The diversity of PA1b peptides within the same species was initially suggested by the work of Higgins et al. [xref4] which pinpointed four functional genes that were present in the pea genome and expressed in pea cotyledons. To date, nine peptidic isoforms of PA1b have been isolated and biochemically characterized in the garden pea [3,4,29,41,42,43], indicating that these peptides belong to a multigenic family whose members have diverged slightly (Figure 3). Almost all the forms should have retained their insecticidal properties [42] since amino-acid variations are not located inside key positions for the maintenance of toxic activity (see Section 6).

Research and identification of PA1b homologs in Fabaceae seeds were carried out by developing an approach combining three complementary methods: (1) the molecular one consisted of cloning PA1 homologous genomic sequences; (2) the biological method used a PA1b-specific bioassay, defined by a differential toxicity between a susceptible or a resistant strain of the rice weevil, S. oryzae (see Section 3.1), the test being first performed on whole seeds, for a preliminary screening, and then on seeds extracted with different solvants; (3) the biochemical one included the capacity of the extract to compete as a ligand with radiolabeled pea PA1b in its binding to susceptible insect gut membranes, and extracts were also analyzed by HPLC and mass-spectrometry. In this way, new albumin 1 genes, and their associated products, were characterized in the soybean Glycin max and in the bean Phaseolus vulgaris whereas in alfalfa Medicago truncatula no peptide was biochemically detected, despite the presence of high insecticidal activity and of homologous genes [41].
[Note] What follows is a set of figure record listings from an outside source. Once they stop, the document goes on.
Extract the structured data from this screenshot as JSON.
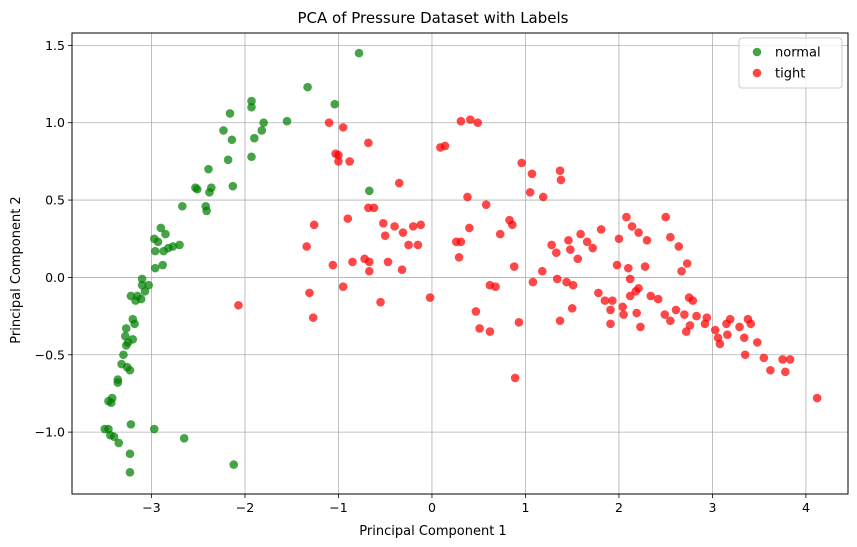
{
  "chart_data": {
    "type": "scatter",
    "title": "PCA of Pressure Dataset with Labels",
    "xlabel": "Principal Component 1",
    "ylabel": "Principal Component 2",
    "xlim": [
      -3.85,
      4.45
    ],
    "ylim": [
      -1.4,
      1.58
    ],
    "xticks": [
      -3,
      -2,
      -1,
      0,
      1,
      2,
      3,
      4
    ],
    "yticks": [
      -1.0,
      -0.5,
      0.0,
      0.5,
      1.0,
      1.5
    ],
    "xtick_labels": [
      "−3",
      "−2",
      "−1",
      "0",
      "1",
      "2",
      "3",
      "4"
    ],
    "ytick_labels": [
      "−1.0",
      "−0.5",
      "0.0",
      "0.5",
      "1.0",
      "1.5"
    ],
    "grid": true,
    "legend_position": "top-right",
    "series": [
      {
        "name": "normal",
        "color": "#008000",
        "points": [
          [
            -0.78,
            1.45
          ],
          [
            -1.33,
            1.23
          ],
          [
            -1.04,
            1.12
          ],
          [
            -1.93,
            1.14
          ],
          [
            -1.93,
            1.1
          ],
          [
            -1.55,
            1.01
          ],
          [
            -1.8,
            1.0
          ],
          [
            -2.16,
            1.06
          ],
          [
            -2.23,
            0.95
          ],
          [
            -2.14,
            0.89
          ],
          [
            -1.9,
            0.9
          ],
          [
            -1.82,
            0.95
          ],
          [
            -1.93,
            0.78
          ],
          [
            -2.18,
            0.76
          ],
          [
            -2.39,
            0.7
          ],
          [
            -2.13,
            0.59
          ],
          [
            -2.36,
            0.58
          ],
          [
            -2.38,
            0.55
          ],
          [
            -2.51,
            0.57
          ],
          [
            -2.53,
            0.58
          ],
          [
            -2.67,
            0.46
          ],
          [
            -2.42,
            0.46
          ],
          [
            -2.41,
            0.43
          ],
          [
            -0.67,
            0.56
          ],
          [
            -2.85,
            0.28
          ],
          [
            -2.9,
            0.32
          ],
          [
            -2.93,
            0.23
          ],
          [
            -2.7,
            0.21
          ],
          [
            -2.77,
            0.2
          ],
          [
            -2.82,
            0.19
          ],
          [
            -2.96,
            0.17
          ],
          [
            -2.87,
            0.17
          ],
          [
            -2.97,
            0.25
          ],
          [
            -2.88,
            0.08
          ],
          [
            -2.96,
            0.06
          ],
          [
            -3.1,
            -0.01
          ],
          [
            -3.1,
            -0.05
          ],
          [
            -3.03,
            -0.05
          ],
          [
            -3.07,
            -0.09
          ],
          [
            -3.15,
            -0.12
          ],
          [
            -3.22,
            -0.12
          ],
          [
            -3.17,
            -0.15
          ],
          [
            -3.11,
            -0.14
          ],
          [
            -3.2,
            -0.27
          ],
          [
            -3.18,
            -0.3
          ],
          [
            -3.27,
            -0.33
          ],
          [
            -3.28,
            -0.38
          ],
          [
            -3.25,
            -0.42
          ],
          [
            -3.27,
            -0.44
          ],
          [
            -3.3,
            -0.5
          ],
          [
            -3.32,
            -0.56
          ],
          [
            -3.26,
            -0.58
          ],
          [
            -3.23,
            -0.6
          ],
          [
            -3.36,
            -0.66
          ],
          [
            -3.36,
            -0.68
          ],
          [
            -3.42,
            -0.78
          ],
          [
            -3.43,
            -0.81
          ],
          [
            -3.46,
            -0.8
          ],
          [
            -3.22,
            -0.95
          ],
          [
            -3.46,
            -0.98
          ],
          [
            -3.5,
            -0.98
          ],
          [
            -3.44,
            -1.02
          ],
          [
            -3.4,
            -1.03
          ],
          [
            -3.35,
            -1.07
          ],
          [
            -3.23,
            -1.14
          ],
          [
            -3.23,
            -1.26
          ],
          [
            -2.97,
            -0.98
          ],
          [
            -2.65,
            -1.04
          ],
          [
            -2.12,
            -1.21
          ],
          [
            -3.2,
            -0.4
          ]
        ]
      },
      {
        "name": "tight",
        "color": "#ff0000",
        "points": [
          [
            -1.1,
            1.0
          ],
          [
            -0.95,
            0.97
          ],
          [
            -1.03,
            0.8
          ],
          [
            -1.0,
            0.79
          ],
          [
            -1.0,
            0.75
          ],
          [
            -0.88,
            0.75
          ],
          [
            -0.68,
            0.87
          ],
          [
            -0.68,
            0.45
          ],
          [
            -0.62,
            0.45
          ],
          [
            -0.35,
            0.61
          ],
          [
            -0.9,
            0.38
          ],
          [
            -1.26,
            0.34
          ],
          [
            -0.52,
            0.35
          ],
          [
            -0.4,
            0.33
          ],
          [
            -0.2,
            0.33
          ],
          [
            -0.12,
            0.34
          ],
          [
            -0.31,
            0.29
          ],
          [
            -0.5,
            0.27
          ],
          [
            -0.25,
            0.21
          ],
          [
            -0.15,
            0.21
          ],
          [
            -0.72,
            0.12
          ],
          [
            -0.67,
            0.1
          ],
          [
            -1.06,
            0.08
          ],
          [
            -1.34,
            0.2
          ],
          [
            -0.85,
            0.1
          ],
          [
            -0.47,
            0.1
          ],
          [
            -0.32,
            0.05
          ],
          [
            -0.67,
            0.04
          ],
          [
            -0.95,
            -0.06
          ],
          [
            -1.31,
            -0.1
          ],
          [
            -1.27,
            -0.26
          ],
          [
            -2.07,
            -0.18
          ],
          [
            -0.55,
            -0.16
          ],
          [
            -0.02,
            -0.13
          ],
          [
            0.09,
            0.84
          ],
          [
            0.14,
            0.85
          ],
          [
            0.31,
            1.01
          ],
          [
            0.41,
            1.02
          ],
          [
            0.49,
            1.0
          ],
          [
            0.38,
            0.52
          ],
          [
            0.4,
            0.32
          ],
          [
            0.58,
            0.47
          ],
          [
            0.26,
            0.23
          ],
          [
            0.31,
            0.23
          ],
          [
            0.83,
            0.37
          ],
          [
            0.86,
            0.34
          ],
          [
            0.73,
            0.28
          ],
          [
            0.29,
            0.13
          ],
          [
            0.88,
            0.07
          ],
          [
            0.62,
            -0.05
          ],
          [
            0.68,
            -0.06
          ],
          [
            0.47,
            -0.22
          ],
          [
            0.51,
            -0.33
          ],
          [
            0.62,
            -0.35
          ],
          [
            0.93,
            -0.29
          ],
          [
            0.89,
            -0.65
          ],
          [
            0.96,
            0.74
          ],
          [
            1.07,
            0.67
          ],
          [
            1.05,
            0.55
          ],
          [
            1.19,
            0.52
          ],
          [
            1.37,
            0.69
          ],
          [
            1.38,
            0.63
          ],
          [
            1.46,
            0.24
          ],
          [
            1.59,
            0.28
          ],
          [
            1.28,
            0.21
          ],
          [
            1.48,
            0.18
          ],
          [
            1.56,
            0.12
          ],
          [
            1.33,
            0.16
          ],
          [
            1.18,
            0.04
          ],
          [
            1.08,
            -0.03
          ],
          [
            1.34,
            -0.01
          ],
          [
            1.44,
            -0.03
          ],
          [
            1.51,
            -0.05
          ],
          [
            1.66,
            0.23
          ],
          [
            1.72,
            0.19
          ],
          [
            1.81,
            0.31
          ],
          [
            1.78,
            -0.1
          ],
          [
            1.85,
            -0.15
          ],
          [
            1.93,
            -0.15
          ],
          [
            1.91,
            -0.21
          ],
          [
            1.98,
            0.08
          ],
          [
            2.08,
            0.39
          ],
          [
            2.14,
            0.33
          ],
          [
            2.21,
            0.29
          ],
          [
            2.3,
            0.24
          ],
          [
            2.28,
            0.07
          ],
          [
            2.1,
            0.06
          ],
          [
            2.12,
            -0.01
          ],
          [
            2.21,
            -0.07
          ],
          [
            2.18,
            -0.09
          ],
          [
            2.04,
            -0.19
          ],
          [
            2.05,
            -0.24
          ],
          [
            2.12,
            -0.12
          ],
          [
            2.19,
            -0.23
          ],
          [
            2.23,
            -0.32
          ],
          [
            2.34,
            -0.12
          ],
          [
            2.42,
            -0.14
          ],
          [
            2.49,
            -0.24
          ],
          [
            2.55,
            -0.28
          ],
          [
            2.61,
            -0.21
          ],
          [
            2.67,
            0.04
          ],
          [
            2.73,
            0.09
          ],
          [
            2.55,
            0.26
          ],
          [
            2.64,
            0.2
          ],
          [
            2.5,
            0.39
          ],
          [
            2.75,
            -0.13
          ],
          [
            2.79,
            -0.15
          ],
          [
            2.7,
            -0.24
          ],
          [
            2.76,
            -0.31
          ],
          [
            2.72,
            -0.35
          ],
          [
            2.83,
            -0.25
          ],
          [
            2.92,
            -0.3
          ],
          [
            2.94,
            -0.26
          ],
          [
            3.03,
            -0.34
          ],
          [
            3.06,
            -0.39
          ],
          [
            3.08,
            -0.43
          ],
          [
            3.16,
            -0.37
          ],
          [
            3.15,
            -0.3
          ],
          [
            3.19,
            -0.27
          ],
          [
            3.29,
            -0.32
          ],
          [
            3.34,
            -0.39
          ],
          [
            3.38,
            -0.27
          ],
          [
            3.41,
            -0.3
          ],
          [
            3.48,
            -0.42
          ],
          [
            3.55,
            -0.52
          ],
          [
            3.62,
            -0.6
          ],
          [
            3.75,
            -0.53
          ],
          [
            3.78,
            -0.61
          ],
          [
            3.83,
            -0.53
          ],
          [
            3.35,
            -0.5
          ],
          [
            4.12,
            -0.78
          ],
          [
            1.37,
            -0.28
          ],
          [
            1.5,
            -0.2
          ],
          [
            1.91,
            -0.3
          ],
          [
            2.0,
            0.25
          ]
        ]
      }
    ]
  }
}
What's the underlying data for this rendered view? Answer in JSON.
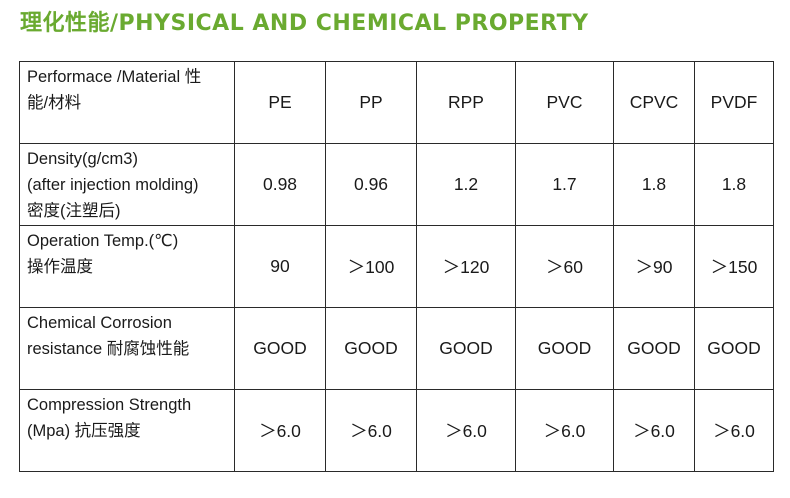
{
  "title": "理化性能/PHYSICAL AND CHEMICAL PROPERTY",
  "table": {
    "header": {
      "label_lines": [
        "Performace /Material 性",
        "能/材料"
      ],
      "materials": [
        "PE",
        "PP",
        "RPP",
        "PVC",
        "CPVC",
        "PVDF"
      ]
    },
    "rows": [
      {
        "label_lines": [
          "Density(g/cm3)",
          "(after injection molding)",
          "密度(注塑后)"
        ],
        "values": [
          "0.98",
          "0.96",
          "1.2",
          "1.7",
          "1.8",
          "1.8"
        ]
      },
      {
        "label_lines": [
          "Operation Temp.(℃)",
          "操作温度"
        ],
        "values": [
          "90",
          "＞100",
          "＞120",
          "＞60",
          "＞90",
          "＞150"
        ]
      },
      {
        "label_lines": [
          "Chemical Corrosion",
          "resistance 耐腐蚀性能"
        ],
        "values": [
          "GOOD",
          "GOOD",
          "GOOD",
          "GOOD",
          "GOOD",
          "GOOD"
        ]
      },
      {
        "label_lines": [
          "Compression Strength",
          "(Mpa) 抗压强度"
        ],
        "values": [
          "＞6.0",
          "＞6.0",
          "＞6.0",
          "＞6.0",
          "＞6.0",
          "＞6.0"
        ]
      }
    ]
  },
  "colors": {
    "title": "#6aaa30",
    "border": "#2a2a2a",
    "text": "#1a1a1a"
  }
}
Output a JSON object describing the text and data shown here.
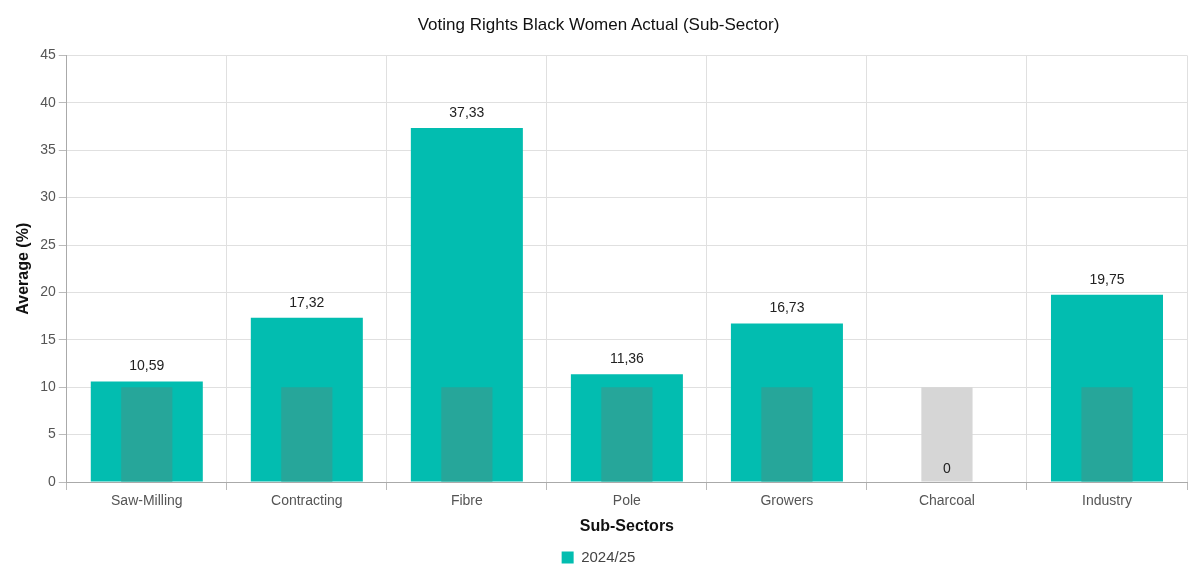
{
  "chart_data": {
    "type": "bar",
    "title": "Voting Rights Black Women Actual (Sub-Sector)",
    "xlabel": "Sub-Sectors",
    "ylabel": "Average (%)",
    "categories": [
      "Saw-Milling",
      "Contracting",
      "Fibre",
      "Pole",
      "Growers",
      "Charcoal",
      "Industry"
    ],
    "series": [
      {
        "name": "2024/25",
        "color": "#02bdb0",
        "values": [
          10.59,
          17.32,
          37.33,
          11.36,
          16.73,
          0,
          19.75
        ],
        "value_labels": [
          "10,59",
          "17,32",
          "37,33",
          "11,36",
          "16,73",
          "0",
          "19,75"
        ]
      },
      {
        "colors": [
          "#26a69a",
          "#26a69a",
          "#26a69a",
          "#26a69a",
          "#26a69a",
          "#d6d6d6",
          "#26a69a"
        ],
        "values": [
          10,
          10,
          10,
          10,
          10,
          10,
          10
        ]
      }
    ],
    "ylim": [
      0,
      45
    ],
    "yticks": [
      0,
      5,
      10,
      15,
      20,
      25,
      30,
      35,
      40,
      45
    ],
    "grid": true,
    "legend": "bottom"
  }
}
The relevance of the approach described above led to a broader study on 88 additional species scattered amongst the three subfamilies (Caesalpinioideae, Mimosoideae and Papilionoideae) of the Fabaceae [44]. 19 PA1 like genes were characterized from numerous Papilionoideae, but not from Caesalpinioideae or Mimosoideae. The alignment of deduced peptide sequences showed that some amino-acids were particularly well conserved at the structural level; cysteine (6), prolines (5) and some glycines (5), as well as the charged arginine in position 21 (as numbered from the PA1b sequence) ([44]; Figure 3; see also Section 5 in this review). The sequences of these homologues also revealed a two loop peptide sequence highly conserved among Legumes (loop L1, residues 7-15 CSPFE) and a less conserved loop (loop L2, residues 23-31) where the hydrophobic property is conserved (Figure 3)[41,44].These results indicate the importance of these conserved portions (loops L1 and L2) for toxicity.

Thus, to date, in plants the PA1b homologous peptides seem to be strictly legume specific, strongly suggesting that this peptide family is an important line of seed defense against insects from the Fabaceae family.